Certain factors are positively associated with successful long-term recovery from geriatric illicit substance use. These include having an abstinence goal, longer length of stay in treatment, and the absence of family or friends who encourage use.34,35 Specific to methadone maintenance, older people have been shown to be more successful with recovery if they are married.36
Older persons in recovery need to be aware of the factors that are associated with relapse, which are unmarried status, more prior substance abuse service use, a psychiatric diagnosis, prior treatment in a psychiatric unit, and shorter length of stay in treatment.37,38 Specific to methadone maintenance patients, exposure to illegal drug use in neighborhoods and social networks is a predictor of relapse.39
Moos and colleagues40 have described mortality rates and predictors of mortality for substance abuse patients in VA medical centers in the four years after an episode of care. Twenty-four percent of such patients had died by that time. Predictors of earlier mortality included older age, unmarried status, alcohol psychosis, organic brain disorder diagnoses, several medical diagnoses, more prior inpatient and outpatient medical care, and an episode in an extended-care unit. On the other hand, more prior outpatient mental healthcare and remitted status predicted lower mortality.40
Outcome of the Case Patient
As J.D. reported to the emergency department physician that he planned to commit suicide, he was admitted to the inpatient psychiatric unit. His antidepressant medications were adjusted, and he received substance abuse counseling during his inpatient stay. During the course of treatment, he reported improved mood and denied suicidal ideation. J.D. also reported a resolve to “stay clean.” He was subsequently discharged from the hospital to an assisted living facility as a transition to independent living. After one month in the assisted living facility, J.D. successfully moved into an adult living community that provided activities and socialization. His mood symptoms currently remain well-treated, and he has not had a relapse for substance abuse.

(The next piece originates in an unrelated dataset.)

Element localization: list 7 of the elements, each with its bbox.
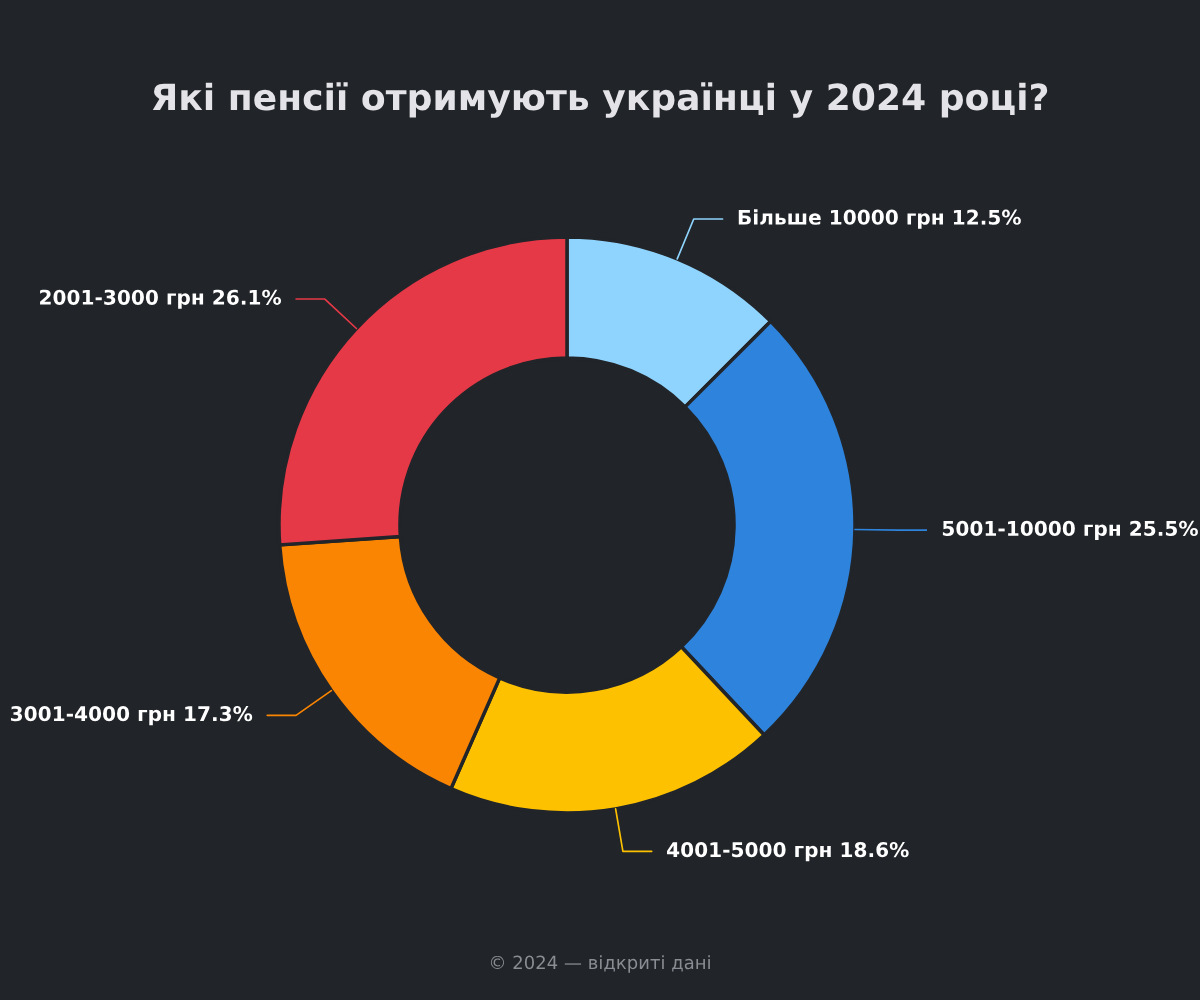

The available information about substance abuse and dependence disorders in older adults suggests that this is an increasingly important and prevalent issue. While the magnitude of this problem is increasing, our knowledge about this area is not keeping pace. This review suggests that important information regarding demographics, identification, treatment, and recovery issues for substances other than alcohol needs much more attention and formal evaluation for older persons. The maturation of the baby boomers is a reminder that different cohorts within a population can have an important impact on specific health problems; in this case the spectrum of substance use disorders in sub-cohorts of older adults. These factors indicate a growing need, as well as an increasing opportunity for research about substance abuse disorders in older persons.
The authors report no relevant financial relationships.
Dr. Winkel is a Resident Physician, University of Utah Psychiatry Residency Program; and Dr. Bair is Associate Director, SLC VAMC GRECC, and Professor, Geriatric Internal Medicine and Geriatric Psychiatry, University of Utah School of Medicine, Salt Lake City.